Can we say that the festival has an impact on the city’s hospitality structures? What data would help the Internet Festival in this regard? Since accommodation structures normally have a database of guest check-ins and check-outs, we can leverage that dataset to see if the number of guests in the city’s hotels has been positively impacted during the festival days compared to the seasonal average. And again, we can use that dataset to assess if the number of guests in hotels was affected in any way during the week of the event as the reputation of the festival increased (taking into account of course the dividing line created by COVID). The analysis of these data, crossed with other dataset, can open a monitoring window that may help us to focus on the impact of the festival.The biggest obstacle we encountered so far in this data acquiring process, apart from a certain diffidence of the external organisations to make data available, was the mismatch between the way external organisations store and structure data and the way they serve us.

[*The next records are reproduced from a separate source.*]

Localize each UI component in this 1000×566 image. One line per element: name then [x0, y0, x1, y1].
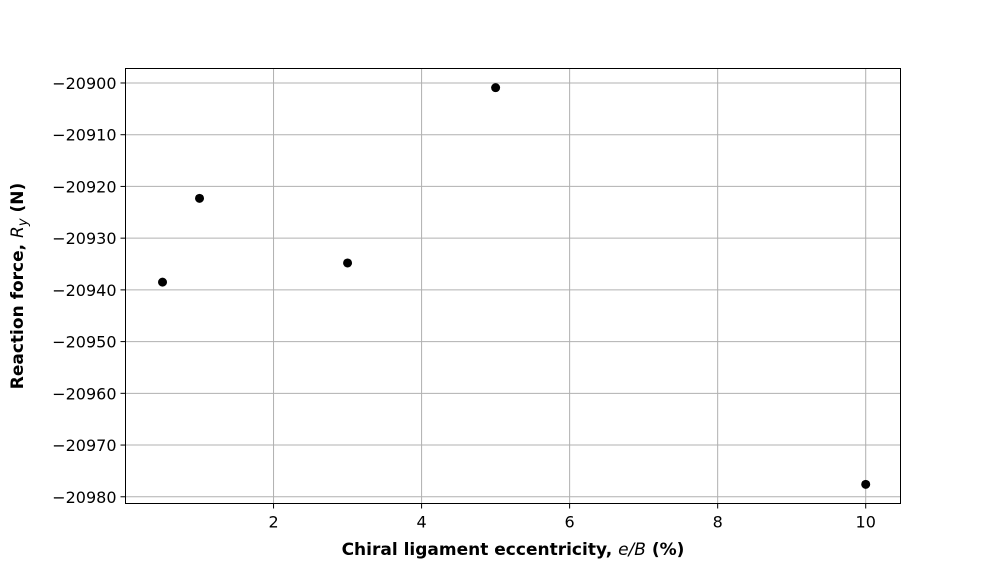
- y-tick-label: −20930: [52, 229, 116, 248]
- y-axis-label-math: R: [8, 226, 28, 238]
- data-point: [195, 193, 205, 203]
- y-tick-label: −20920: [52, 177, 116, 196]
- x-axis-label: Chiral ligament eccentricity, e/B (%): [342, 540, 685, 560]
- plot-frame: [125, 68, 901, 504]
- x-tick-label: 4: [416, 513, 426, 532]
- x-axis-label-suffix: (%): [646, 540, 685, 560]
- data-points: [158, 83, 871, 489]
- y-axis-label: Reaction force, Ry (N): [8, 183, 31, 389]
- y-tick-label: −20900: [52, 74, 116, 93]
- axis-ticks: 2 4 6 8 10 −20900 −20910 −20920 −20930 −20940 −209…: [52, 74, 876, 532]
- x-tick-label: 6: [565, 513, 575, 532]
- y-tick-label: −20910: [52, 126, 116, 145]
- x-tick-label: 8: [713, 513, 723, 532]
- x-axis-label-prefix: Chiral ligament eccentricity,: [342, 540, 619, 560]
- data-point: [861, 479, 871, 489]
- x-tick-label: 2: [268, 513, 278, 532]
- y-tick-label: −20980: [52, 488, 116, 507]
- y-tick-label: −20970: [52, 436, 116, 455]
- y-axis-label-prefix: Reaction force,: [8, 238, 28, 389]
- y-axis-label-subscript: y: [16, 218, 31, 227]
- x-tick-label: 10: [856, 513, 876, 532]
- data-point: [343, 258, 353, 268]
- data-point: [491, 83, 501, 93]
- y-tick-label: −20950: [52, 333, 116, 352]
- y-axis-label-suffix: (N): [8, 183, 28, 219]
- data-point: [158, 277, 168, 287]
- y-tick-label: −20940: [52, 281, 116, 300]
- x-axis-label-math: e/B: [618, 540, 646, 560]
- y-tick-label: −20960: [52, 384, 116, 403]
- grid-lines: [125, 68, 901, 504]
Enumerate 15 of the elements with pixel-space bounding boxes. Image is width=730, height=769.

Let’s take another example.
It is interesting for us to understand if the festival positively impacts the popularity of the destination Pisa. If a correlation exists between the number of tourists and the number of reviews, can we identify a growing trend from the oldest to the most recent editions of the festival? The number of tourists might help us to address this question.Our event lasts 4 days every year, starting from the second Thursday of October until Sunday. The tourist flows dataset can be interesting for a comparative analysis only if the data are organised with a daily (or at least weekly) granularity: how many tourists stayed in Pisa every day (or every week) from the beginning of October to the end of the month? Such a database organised on a monthly basis is not able to give us sufficiently detailed data to superimpose the trend of tourist flows on the days of the festival, i.e. to focus on the second week of October.
Therefore, in addition to the need to share heterogeneous data, it is also necessary to think about the data structure so that they benefit all the actors involved.
Let us therefore return to where we began: the theme of the public’s perception of a cultural event. Discovering correlations between the actions of a cultural event and the economic fabric of the city in which the event is held, and being able to show and demonstrate these correlations (if they exist), increases the perception of the event itself and consequently strengthens its capacity to enter into direct relations with other local players by implementing shared and integrated actions.